Missouri Securities :: Tracy Wayne Mitchell, CRD # 5521674; and Guidepost Financial Limited Liability Company : Case AP-10-45


If you're going to embrace being an RIA/IAR and gather assets under management for a fee, by all means, get your Series 65.

If you're not wanting to gather AUM, DON'T.

If you WERE and no longer want to be an RIA/IAR... CHANGE YOUR SIGNAGE and your business cards, etc., to show that you are no longer a fiduciary advisor.

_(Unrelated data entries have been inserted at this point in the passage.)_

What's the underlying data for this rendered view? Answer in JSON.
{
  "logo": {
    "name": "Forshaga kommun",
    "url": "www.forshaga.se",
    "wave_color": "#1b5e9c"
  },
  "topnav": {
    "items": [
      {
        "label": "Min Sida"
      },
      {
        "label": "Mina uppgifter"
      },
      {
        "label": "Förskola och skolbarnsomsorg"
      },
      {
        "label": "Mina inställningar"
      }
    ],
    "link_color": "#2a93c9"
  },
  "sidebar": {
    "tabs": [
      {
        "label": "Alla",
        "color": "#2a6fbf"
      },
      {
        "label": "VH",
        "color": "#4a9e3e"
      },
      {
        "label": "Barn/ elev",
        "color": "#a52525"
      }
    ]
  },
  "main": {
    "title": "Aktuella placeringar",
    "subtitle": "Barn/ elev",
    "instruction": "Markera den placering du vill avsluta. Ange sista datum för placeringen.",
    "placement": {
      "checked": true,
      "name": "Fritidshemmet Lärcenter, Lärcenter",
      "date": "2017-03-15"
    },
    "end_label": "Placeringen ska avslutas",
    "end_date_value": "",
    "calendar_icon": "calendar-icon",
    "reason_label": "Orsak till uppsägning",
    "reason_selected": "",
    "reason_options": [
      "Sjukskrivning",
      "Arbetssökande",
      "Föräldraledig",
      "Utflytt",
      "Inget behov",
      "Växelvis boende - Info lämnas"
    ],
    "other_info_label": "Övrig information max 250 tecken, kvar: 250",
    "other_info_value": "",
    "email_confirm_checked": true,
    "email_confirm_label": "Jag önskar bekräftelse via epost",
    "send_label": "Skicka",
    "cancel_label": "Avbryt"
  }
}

To anyone who has NEVER had securities licenses: I highly recommend that you get them and do some time with a broker/dealer before being an RIA/IAR. You'll learn about compliance and the strict measures used. You'll have an immediate supervisor to monitor everything... but it'll keep you out of trouble if you decide to be an RIA/IAR.

If you have a Series 6/7/63... you are letting your B/D run your insurance business.

If you have a Series 65... you are holding yourself out to the public as a fiduciary and will be regulated as such.

If you have NO INTENTION of offering securities... DON'T GET A SECURITIES LICENSE.

Review this article from Jack Marrion regarding his conclusions on the "source of funds" non-issue:
Source Of Funds; A Source Of Pain | InsuranceNewsNetMagazine.com


In short - don't give any advice on a portfolio - whether to buy or sell any security for any reason, unless you are licensed and qualified to do so.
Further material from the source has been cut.